If the tank is cycled then you should be monitoring nitrate, and basing your water changes on keeping the nitrates low. Between 5-20 ppm is a safe level, and offers enough nitrogen for the plants.
38 tanks, 2 ponds over 4000 liters of water to keep clean and fresh.

Happy fish keeping!

kaffinated
Posts: 31
Joined: Wed Jul 14, 2010 12:21 pm

blech..

Post by kaffinated » Mon Jul 19, 2010 12:22 pm

Okay.... so I went crazy....

Petco was having a sale on tanks so I bought a 20 gallon long. I also bought an aquaclear 70. Now, I know it's a crazy powerful filter but I got it in my head to try to do the stream thing and went out and got pvc and all that to try to bring it from one side to the other. All I have created is a headache.

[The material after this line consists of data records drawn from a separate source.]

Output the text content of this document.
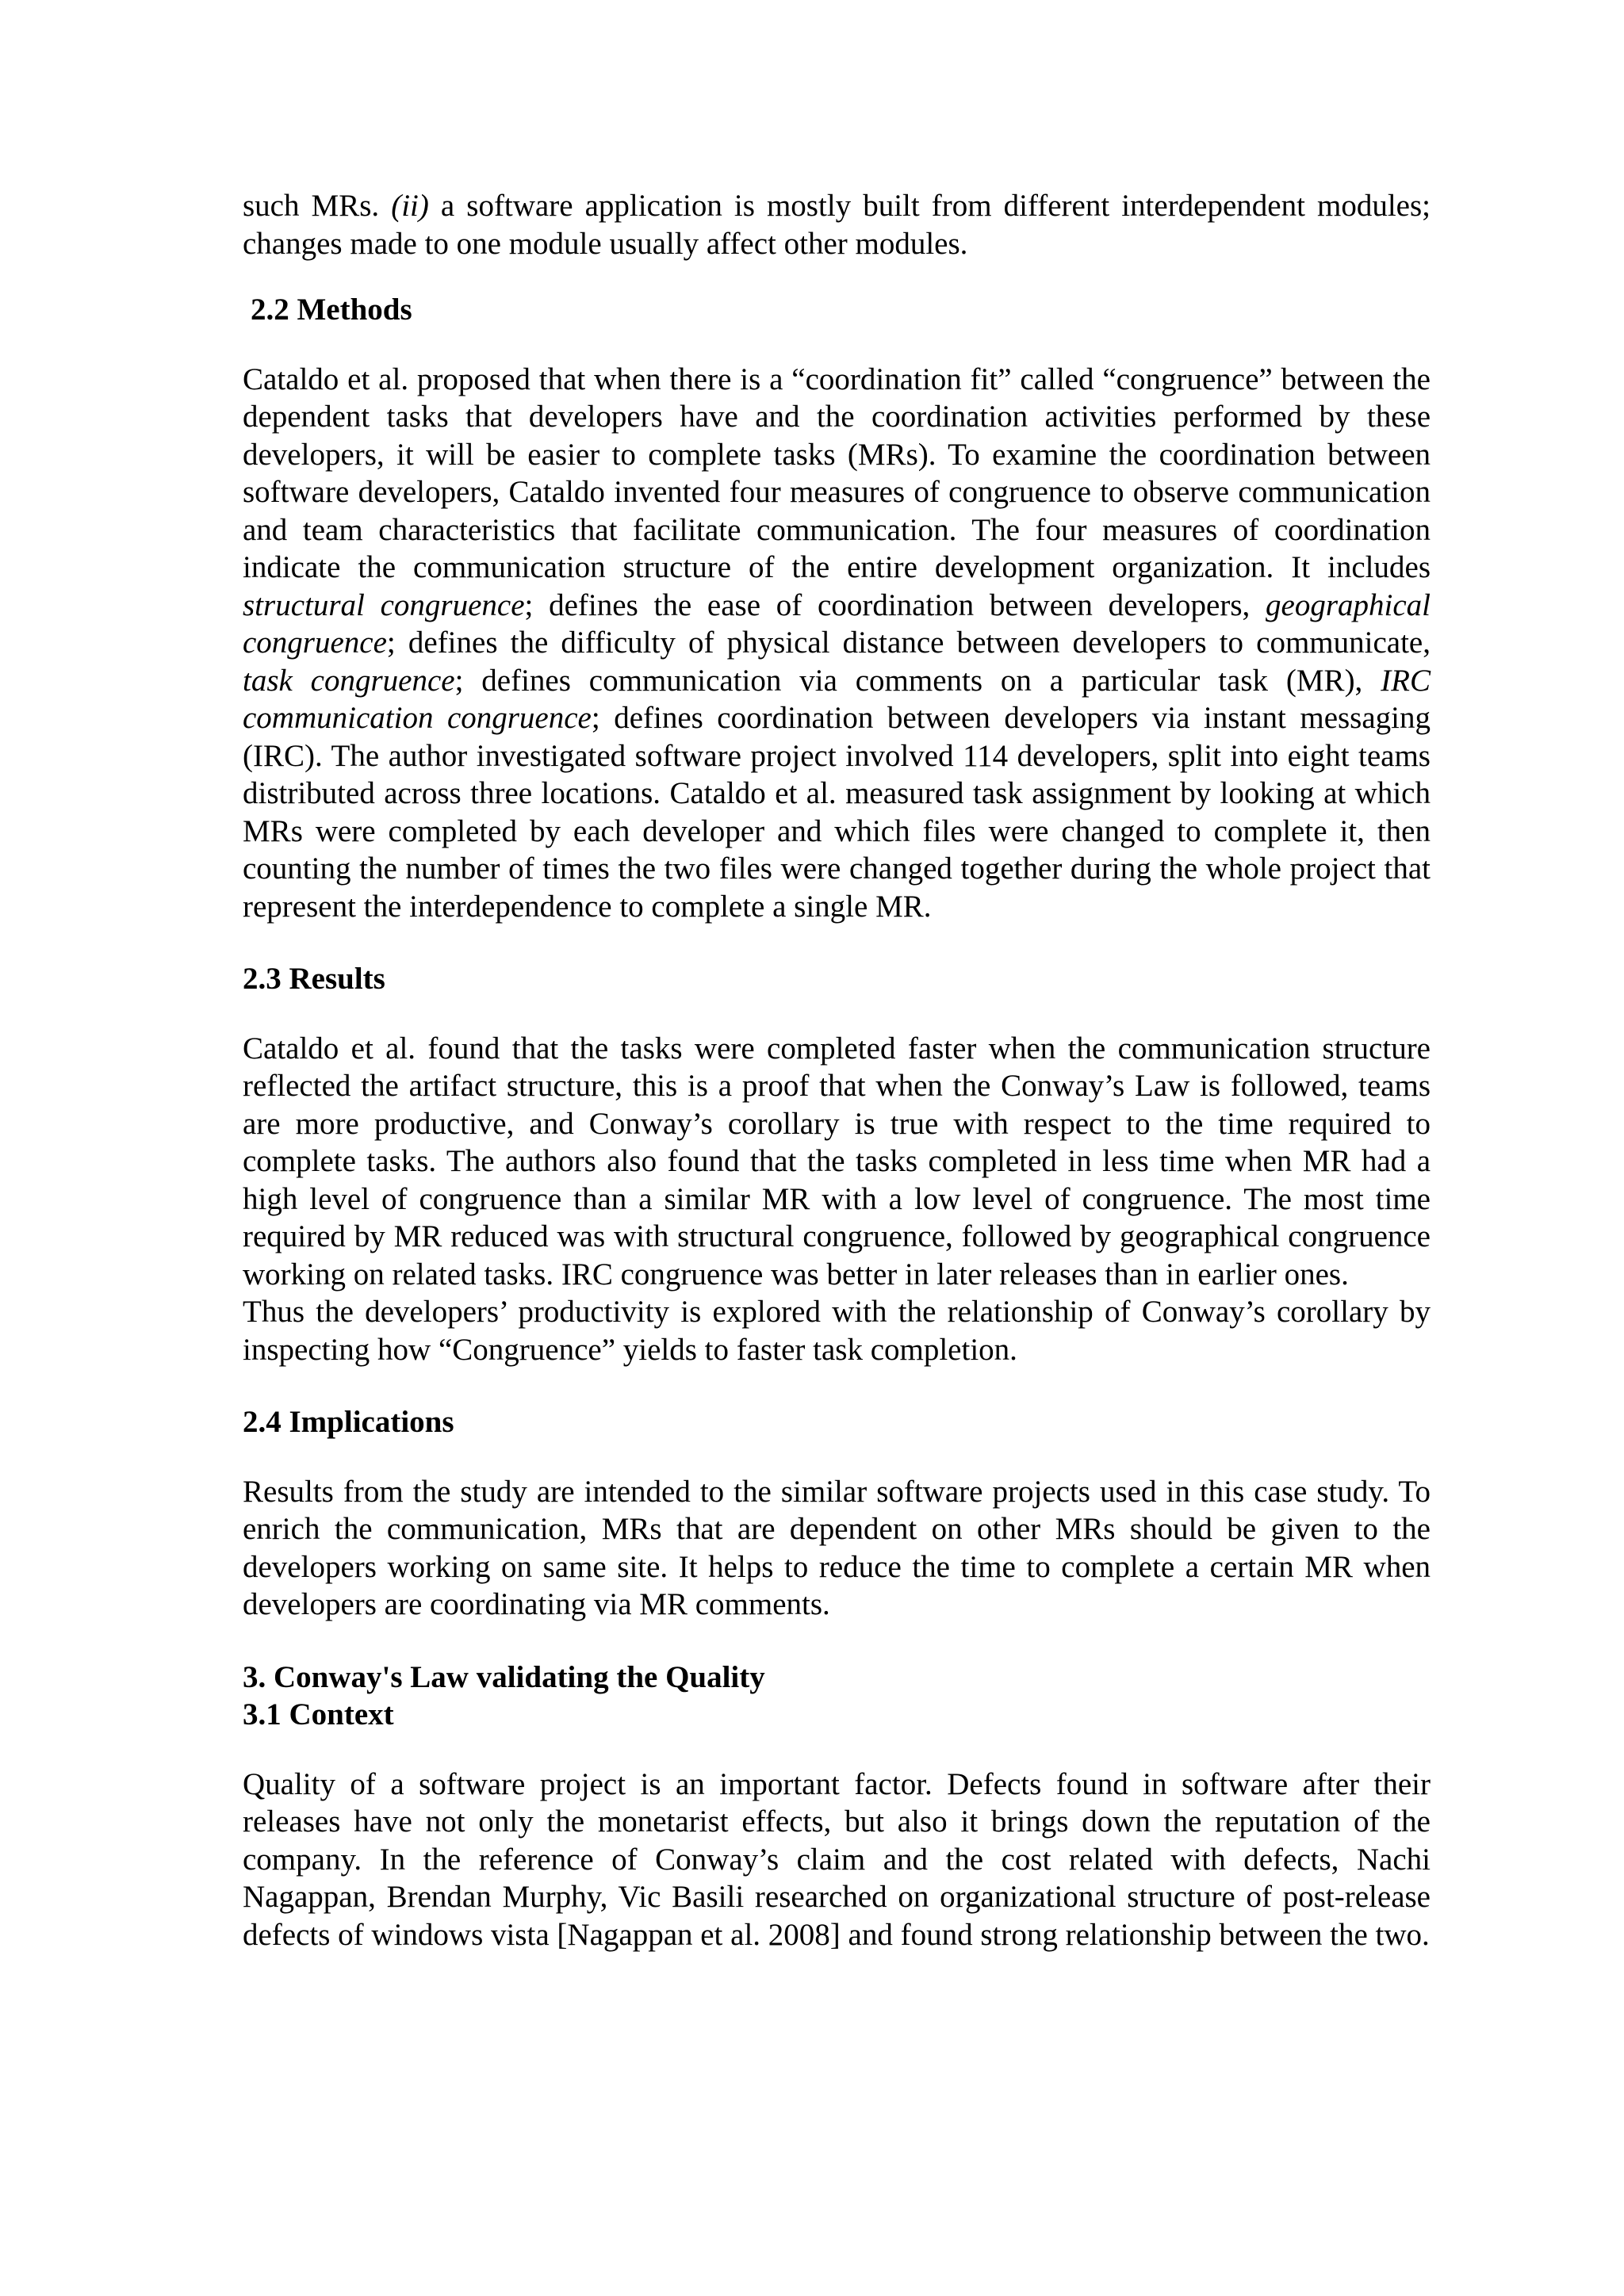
such MRs. (ii) a software application is mostly built from different interdependent modules; changes made to one module usually affect other modules.

2.2 Methods

Cataldo et al. proposed that when there is a “coordination fit” called “congruence” between the dependent tasks that developers have and the coordination activities performed by these developers, it will be easier to complete tasks (MRs). To examine the coordination between software developers, Cataldo invented four measures of congruence to observe communication and team characteristics that facilitate communication. The four measures of coordination indicate the communication structure of the entire development organization. It includes structural congruence; defines the ease of coordination between developers, geographical congruence; defines the difficulty of physical distance between developers to communicate, task congruence; defines communication via comments on a particular task (MR), IRC communication congruence; defines coordination between developers via instant messaging (IRC). The author investigated software project involved 114 developers, split into eight teams distributed across three locations. Cataldo et al. measured task assignment by looking at which MRs were completed by each developer and which files were changed to complete it, then counting the number of times the two files were changed together during the whole project that represent the interdependence to complete a single MR.

2.3 Results

Cataldo et al. found that the tasks were completed faster when the communication structure reflected the artifact structure, this is a proof that when the Conway’s Law is followed, teams are more productive, and Conway’s corollary is true with respect to the time required to complete tasks. The authors also found that the tasks completed in less time when MR had a high level of congruence than a similar MR with a low level of congruence. The most time required by MR reduced was with structural congruence, followed by geographical congruence working on related tasks. IRC congruence was better in later releases than in earlier ones.

Thus the developers’ productivity is explored with the relationship of Conway’s corollary by inspecting how “Congruence” yields to faster task completion.

2.4 Implications

Results from the study are intended to the similar software projects used in this case study. To enrich the communication, MRs that are dependent on other MRs should be given to the developers working on same site. It helps to reduce the time to complete a certain MR when developers are coordinating via MR comments.

3. Conway's Law validating the Quality
3.1 Context

Quality of a software project is an important factor. Defects found in software after their releases have not only the monetarist effects, but also it brings down the reputation of the company. In the reference of Conway’s claim and the cost related with defects, Nachi Nagappan, Brendan Murphy, Vic Basili researched on organizational structure of post-release defects of windows vista [Nagappan et al. 2008] and found strong relationship between the two.
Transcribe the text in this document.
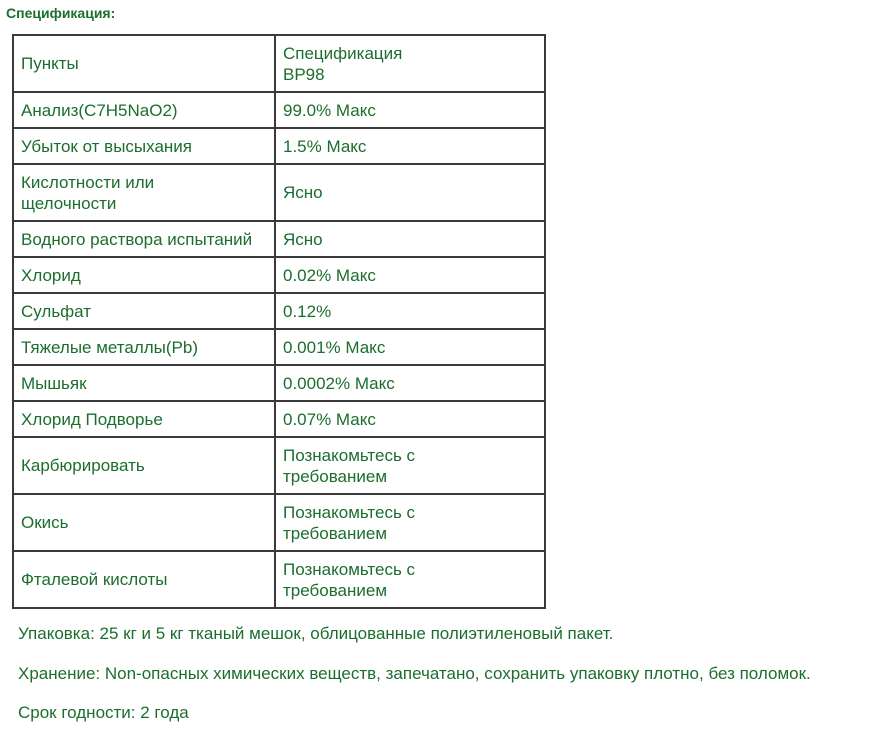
Спецификация:
Пункты	Спецификация
BP98

Анализ(C7H5NaO2)	99.0% Макс
Убыток от высыхания	1.5% Макс

Кислотности или
щелочности	Ясно
Водного раствора испытаний	Ясно
Хлорид	0.02% Макс
Сульфат	0.12%
Тяжелые металлы(Pb)	0.001% Макс
Мышьяк	0.0002% Макс
Хлорид Подворье	0.07% Макс
Карбюрировать	Познакомьтесь с
требованием

Окись	Познакомьтесь с
требованием

Фталевой кислоты	Познакомьтесь с
требованием
Упаковка: 25 кг и 5 кг тканый мешок, облицованные полиэтиленовый пакет.
Хранение: Non-опасных химических веществ, запечатано, сохранить упаковку плотно, без поломок.
Срок годности: 2 года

Most of the time it works great. At the end of it I used a sink screen that was bendable and was able to fit over it nicely, put another piece of connector pvc on top of that and I put one of the aquaclear filter pieces cut to size just so small debris doesn't get trapped in the screen. Thing is, I woke this morning and the water was really slow, had to clean rinse the filter sponge and it seemed ok. But I'm afraid that it'll burn out the motor if I'm not careful....

Is this overkill? With the aquaclear 70 do I even NEED all that or will it cycle the aquarium well all on it's own?